Black Hat Asia 2017: CISOs Must Get Proactive about the Internet of Things
These four steps will help reduce the risk from looming IoT attacks
Already busy protecting IT environments upended by cloud and mobility, CISOs now must deal with another security and compliance game changer: the Internet of Things. IoT opens up a new universe of attack opportunities for hackers to:
Steal confidential information
Tamper with “things” and cause real-world harm
Distribute malware
Hijack computing capacity and network bandwidth for DDoS attacks
With IoT, the number of connected devices that transmit sensitive data and can be remotely managed - and hacked - has skyrocketed due to previously offline “things” that weren’t designed to be protected from hackers, such as toys, appliances, door locks, industrial machines, building equipment, vehicles, medical devices and security cameras.
While IoT yields many benefits for businesses, governments and consumers, its security has been a glaring afterthought, and CISOs are justifiably alarmed. By 2020, more than 25% of identified attacks in enterprises will involve IoT, according to Gartner, from an estimated 8.4 billion connected "things" that will be in use.
CISOs got a nasty wake up call last October.
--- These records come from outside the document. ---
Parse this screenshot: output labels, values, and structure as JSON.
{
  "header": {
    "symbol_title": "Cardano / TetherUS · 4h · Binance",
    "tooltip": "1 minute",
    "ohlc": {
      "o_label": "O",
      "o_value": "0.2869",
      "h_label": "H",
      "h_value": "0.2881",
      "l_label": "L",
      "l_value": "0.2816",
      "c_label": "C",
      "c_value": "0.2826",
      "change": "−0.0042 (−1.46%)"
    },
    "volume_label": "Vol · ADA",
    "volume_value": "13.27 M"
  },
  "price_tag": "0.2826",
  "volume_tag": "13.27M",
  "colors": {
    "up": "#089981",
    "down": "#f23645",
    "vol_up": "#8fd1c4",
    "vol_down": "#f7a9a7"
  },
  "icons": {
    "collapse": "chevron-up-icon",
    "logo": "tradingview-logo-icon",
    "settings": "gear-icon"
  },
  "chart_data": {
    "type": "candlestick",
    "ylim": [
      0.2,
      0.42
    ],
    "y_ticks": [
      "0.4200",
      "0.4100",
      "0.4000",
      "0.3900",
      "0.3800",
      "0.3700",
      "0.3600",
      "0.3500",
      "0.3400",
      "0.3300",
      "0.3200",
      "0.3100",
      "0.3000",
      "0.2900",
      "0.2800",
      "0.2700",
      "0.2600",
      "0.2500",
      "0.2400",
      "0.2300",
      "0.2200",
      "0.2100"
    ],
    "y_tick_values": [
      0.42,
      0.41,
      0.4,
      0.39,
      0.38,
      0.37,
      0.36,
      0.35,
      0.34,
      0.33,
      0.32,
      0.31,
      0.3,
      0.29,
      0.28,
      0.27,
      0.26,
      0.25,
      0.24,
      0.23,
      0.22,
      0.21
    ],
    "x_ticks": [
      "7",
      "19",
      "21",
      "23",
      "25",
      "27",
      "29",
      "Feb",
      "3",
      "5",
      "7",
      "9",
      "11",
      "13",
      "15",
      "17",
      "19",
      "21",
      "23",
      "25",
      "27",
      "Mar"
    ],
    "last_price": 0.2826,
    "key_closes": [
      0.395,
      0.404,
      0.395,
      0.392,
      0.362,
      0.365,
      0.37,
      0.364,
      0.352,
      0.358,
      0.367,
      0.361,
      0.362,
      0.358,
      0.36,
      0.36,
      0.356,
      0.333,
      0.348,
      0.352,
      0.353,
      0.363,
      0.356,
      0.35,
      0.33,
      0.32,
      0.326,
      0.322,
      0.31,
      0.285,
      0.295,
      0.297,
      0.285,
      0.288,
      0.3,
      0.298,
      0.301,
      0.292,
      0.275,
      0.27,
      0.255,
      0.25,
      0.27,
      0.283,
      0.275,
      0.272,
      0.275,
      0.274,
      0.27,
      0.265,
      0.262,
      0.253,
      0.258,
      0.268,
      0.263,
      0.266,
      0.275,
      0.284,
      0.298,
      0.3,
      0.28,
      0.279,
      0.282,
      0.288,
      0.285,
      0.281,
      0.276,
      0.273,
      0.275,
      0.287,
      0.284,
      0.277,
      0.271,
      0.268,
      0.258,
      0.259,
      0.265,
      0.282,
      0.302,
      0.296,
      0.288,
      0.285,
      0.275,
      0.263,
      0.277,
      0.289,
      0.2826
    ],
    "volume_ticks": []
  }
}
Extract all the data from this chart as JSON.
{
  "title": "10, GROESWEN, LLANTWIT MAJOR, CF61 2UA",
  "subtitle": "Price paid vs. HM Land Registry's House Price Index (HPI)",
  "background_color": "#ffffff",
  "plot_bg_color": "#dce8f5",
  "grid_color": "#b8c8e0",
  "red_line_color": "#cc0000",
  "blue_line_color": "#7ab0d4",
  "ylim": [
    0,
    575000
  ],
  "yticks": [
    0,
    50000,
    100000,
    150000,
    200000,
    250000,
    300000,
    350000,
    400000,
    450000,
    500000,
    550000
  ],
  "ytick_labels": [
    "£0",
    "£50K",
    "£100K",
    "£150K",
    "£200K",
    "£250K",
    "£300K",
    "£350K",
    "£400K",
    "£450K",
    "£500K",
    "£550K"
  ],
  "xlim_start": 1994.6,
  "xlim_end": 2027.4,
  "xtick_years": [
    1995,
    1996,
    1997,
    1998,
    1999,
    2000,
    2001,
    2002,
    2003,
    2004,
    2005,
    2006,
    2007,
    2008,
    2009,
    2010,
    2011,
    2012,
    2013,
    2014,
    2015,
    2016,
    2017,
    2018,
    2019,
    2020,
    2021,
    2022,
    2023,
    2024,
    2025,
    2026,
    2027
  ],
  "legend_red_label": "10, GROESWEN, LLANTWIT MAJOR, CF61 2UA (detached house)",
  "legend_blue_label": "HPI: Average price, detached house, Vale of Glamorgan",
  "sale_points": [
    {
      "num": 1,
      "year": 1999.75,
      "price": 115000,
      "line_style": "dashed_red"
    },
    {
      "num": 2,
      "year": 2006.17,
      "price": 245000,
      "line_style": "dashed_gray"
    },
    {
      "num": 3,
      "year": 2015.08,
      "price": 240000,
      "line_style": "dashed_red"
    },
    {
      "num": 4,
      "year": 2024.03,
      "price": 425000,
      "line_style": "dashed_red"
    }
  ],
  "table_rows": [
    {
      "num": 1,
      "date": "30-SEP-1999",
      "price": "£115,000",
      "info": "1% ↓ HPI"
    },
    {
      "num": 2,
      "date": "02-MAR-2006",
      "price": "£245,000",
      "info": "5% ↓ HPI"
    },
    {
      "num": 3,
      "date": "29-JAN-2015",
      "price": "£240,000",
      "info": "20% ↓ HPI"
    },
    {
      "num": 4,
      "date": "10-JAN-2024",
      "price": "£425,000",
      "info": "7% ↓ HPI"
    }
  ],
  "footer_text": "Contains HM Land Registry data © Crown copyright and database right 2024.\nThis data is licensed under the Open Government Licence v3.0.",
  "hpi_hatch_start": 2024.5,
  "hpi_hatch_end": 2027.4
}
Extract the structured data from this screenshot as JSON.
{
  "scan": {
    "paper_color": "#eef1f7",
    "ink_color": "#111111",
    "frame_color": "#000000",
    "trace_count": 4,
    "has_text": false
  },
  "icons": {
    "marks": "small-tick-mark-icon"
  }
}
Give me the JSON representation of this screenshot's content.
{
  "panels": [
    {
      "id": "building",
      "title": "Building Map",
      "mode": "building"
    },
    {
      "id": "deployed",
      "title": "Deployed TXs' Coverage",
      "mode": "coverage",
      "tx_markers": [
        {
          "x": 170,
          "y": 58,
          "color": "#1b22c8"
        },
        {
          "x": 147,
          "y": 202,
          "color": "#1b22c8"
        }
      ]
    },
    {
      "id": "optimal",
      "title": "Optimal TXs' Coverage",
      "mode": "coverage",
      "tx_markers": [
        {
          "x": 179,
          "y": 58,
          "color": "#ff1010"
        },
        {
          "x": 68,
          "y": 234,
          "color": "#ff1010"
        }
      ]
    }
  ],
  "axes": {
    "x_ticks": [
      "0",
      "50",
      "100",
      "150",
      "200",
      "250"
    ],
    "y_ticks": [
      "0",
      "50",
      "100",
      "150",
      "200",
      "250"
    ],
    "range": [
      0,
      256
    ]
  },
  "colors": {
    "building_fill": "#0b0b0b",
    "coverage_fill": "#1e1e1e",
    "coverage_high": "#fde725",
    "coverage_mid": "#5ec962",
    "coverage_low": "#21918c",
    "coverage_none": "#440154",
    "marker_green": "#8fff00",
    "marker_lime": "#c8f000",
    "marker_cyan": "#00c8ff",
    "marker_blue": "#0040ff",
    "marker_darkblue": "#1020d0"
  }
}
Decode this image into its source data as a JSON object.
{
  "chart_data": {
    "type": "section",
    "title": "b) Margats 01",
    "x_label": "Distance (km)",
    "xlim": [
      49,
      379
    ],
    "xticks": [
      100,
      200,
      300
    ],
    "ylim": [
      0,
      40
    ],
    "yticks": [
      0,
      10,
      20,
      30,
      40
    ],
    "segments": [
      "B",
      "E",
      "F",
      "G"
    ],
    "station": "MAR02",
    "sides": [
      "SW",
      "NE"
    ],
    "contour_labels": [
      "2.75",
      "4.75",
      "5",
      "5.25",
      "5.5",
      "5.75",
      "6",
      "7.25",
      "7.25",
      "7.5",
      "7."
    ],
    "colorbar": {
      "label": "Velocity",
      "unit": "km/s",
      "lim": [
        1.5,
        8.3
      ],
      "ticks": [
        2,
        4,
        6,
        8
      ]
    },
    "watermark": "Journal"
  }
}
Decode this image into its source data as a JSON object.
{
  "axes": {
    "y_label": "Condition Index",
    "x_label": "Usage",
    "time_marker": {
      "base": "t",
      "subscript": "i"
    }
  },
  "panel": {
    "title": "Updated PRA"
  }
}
Hackers infected 100,000 IoT devices with Mirai malware and used the botnet for a DDoS attack against DNS provider Dyn, crippling major websites. Many see the Dyn incident as the first of many nightmare scenarios in which attackers will be able to alter the thermostat on a data center, damaging expensive equipment, disable the breaks on vehicles, causing accidents, and tamper with medicine pumps in hospitals, harming patients.
Here are four proactive steps CISOs can take to help reduce the risk from potential IoT attacks
Step 1. Identify IoT initiatives in your organization, understand their business goals, and get involved by:
Inventorying new IoT network endpoints
Planning for IT resources IoT systems will need, such as storage, bandwidth and middleware
Determining the physical security endpoints should have
Establishing the monitoring and alerting required to detect atypical endpoint behavior
Drafting policies governing IoT systems’ secure usage, management and configuration
Communicating IoT systems’ InfoSec, compliance and physical risks to business managers, IT leaders, CxOs and board members
Step 2. Poll service providers, partners, contractors and other third parties about their use of potentially insecure IoT systems that may endanger systems or data you’ve given them access to.
Step 3. Do due diligence on IoT system vendors by testing their products’ security and getting answers to questions like:
Can products be scanned, monitored and patched to fix vulnerabilities?
Are they baking security into product design?
Do their systems use secure hardware and software components?
Does product development have expertise on InfoSec areas like secure application development and data protection?
Step 4. Shine the harsh light of regulatory and policy compliance on your organization’s IoT plans, to determine:
Which data will be captured and transmitted by IoT endpoints?
What is the business risk of that data getting breached?
What regulations apply to IoT systems?